I find that they fresh flour takes longer to absorb the water.  If you let it sit a little while, like an autolayse it will help.  But you also need a scale.  Weighting the flour is the only way to know for sure.

OldDoughNut's picture
OldDoughNut

Yes, fresh-milled is "fluffier", more like sifted flour.


Been there, got a scale!  Good luck & Have fun!


 

carolcw's picture
carolcw

I have a Nutrimill and have been grinding grain and baking whole grain bread with it for several years.  I did not have a scale in the beginning but got a cookbook with the mill from the lady who sold the mill to me.  She uses the equivalent of 2/3 C grain for every cup flour used in a recipe and cautions not to measure after milling.  She also says use a scant cup of grain as opposed to a heaping cup of grain.  I have only weighed my grain a couple of times in new recipes but have had great results using this equivalent for the last three years with everything from breads to waffles to muffins to cookies to cupcakes to piecrust.  For my two pound multigrain loaf I always mill 3 scant cups of the several grains I use and it is always perfect. 


Weighing is great but it isn't the only way to achieve great results if you don't have a scale or are not good at converting the cups to grams. 


I hope this is helpful on some level.

carolcw's picture
carolcw

We were all new at this at one time and thanks to TFL we crawl our way into confidence in one area and then are new in another. 
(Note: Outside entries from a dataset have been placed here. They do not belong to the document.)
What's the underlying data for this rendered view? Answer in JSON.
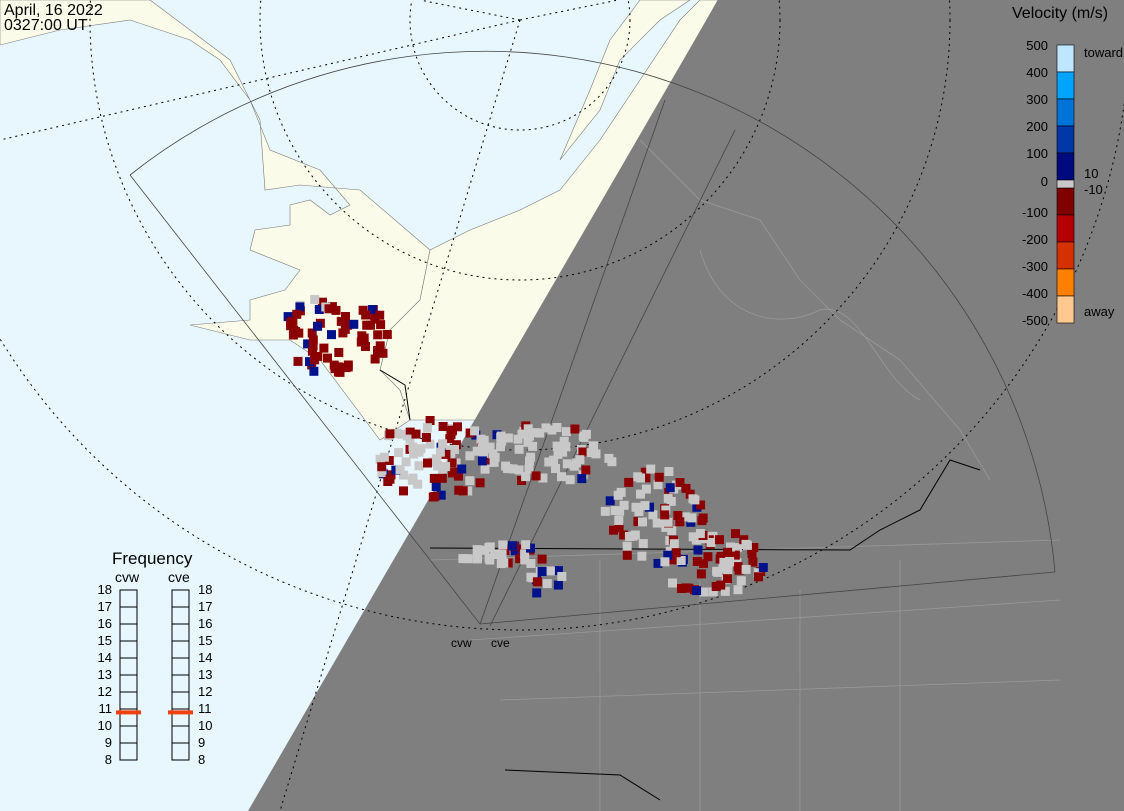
{
  "header": {
    "date": "April, 16 2022",
    "time": "0327:00 UT"
  },
  "colors": {
    "ocean": "#e8f6fe",
    "land": "#fbfbe9",
    "night": "#7f7f7f",
    "ground_scatter": "#c8c8c8",
    "freq_marker": "#f04010"
  },
  "radars": [
    {
      "code": "cvw"
    },
    {
      "code": "cve"
    }
  ],
  "velocity_scale": {
    "title": "Velocity (m/s)",
    "ticks": [
      "500",
      "400",
      "300",
      "200",
      "100",
      "0",
      "-100",
      "-200",
      "-300",
      "-400",
      "-500"
    ],
    "label_top": "toward",
    "label_bottom": "away",
    "label_pos": "10",
    "label_neg": "-10",
    "colors": [
      "#bfe6ff",
      "#00a4ff",
      "#0073d9",
      "#0038a8",
      "#000a7f",
      "#800000",
      "#b40000",
      "#d43000",
      "#ff8000",
      "#ffc890"
    ]
  },
  "frequency_panel": {
    "title": "Frequency",
    "ticks": [
      "18",
      "17",
      "16",
      "15",
      "14",
      "13",
      "12",
      "11",
      "10",
      "9",
      "8"
    ],
    "range_mhz": [
      8,
      18
    ],
    "cvw_mhz": 10.8,
    "cve_mhz": 10.8
  }
}
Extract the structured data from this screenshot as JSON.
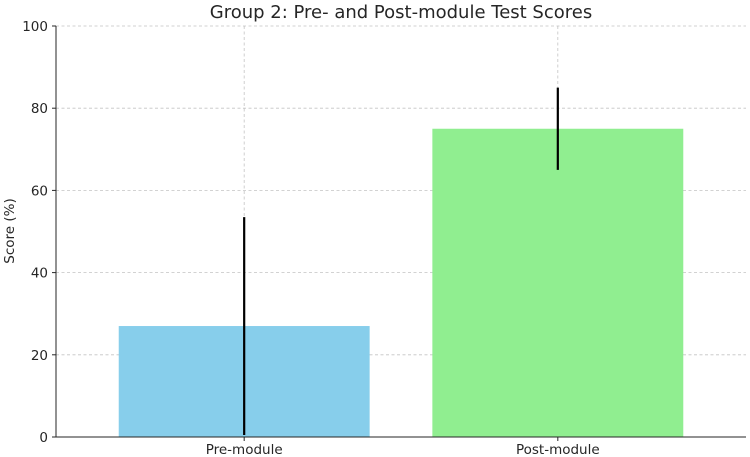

I forgot to say earlier that I bake right after milling also with that "fluffy" grain and I haven't found it to absorb differently.  I use 1 1/2 C. water and 1/3 C. of both oil and honey for my 2 lb. loaf of whole grain bread.  I only adjust the water slightly if it is a very humid day.  I can tell by the feel if it needs more water and you will be able to also after a 1/2 dozen or so loaves of bread.  Oh! That is the amount of liquid for the scant 3 cups of grain I mill for my two pound loaf.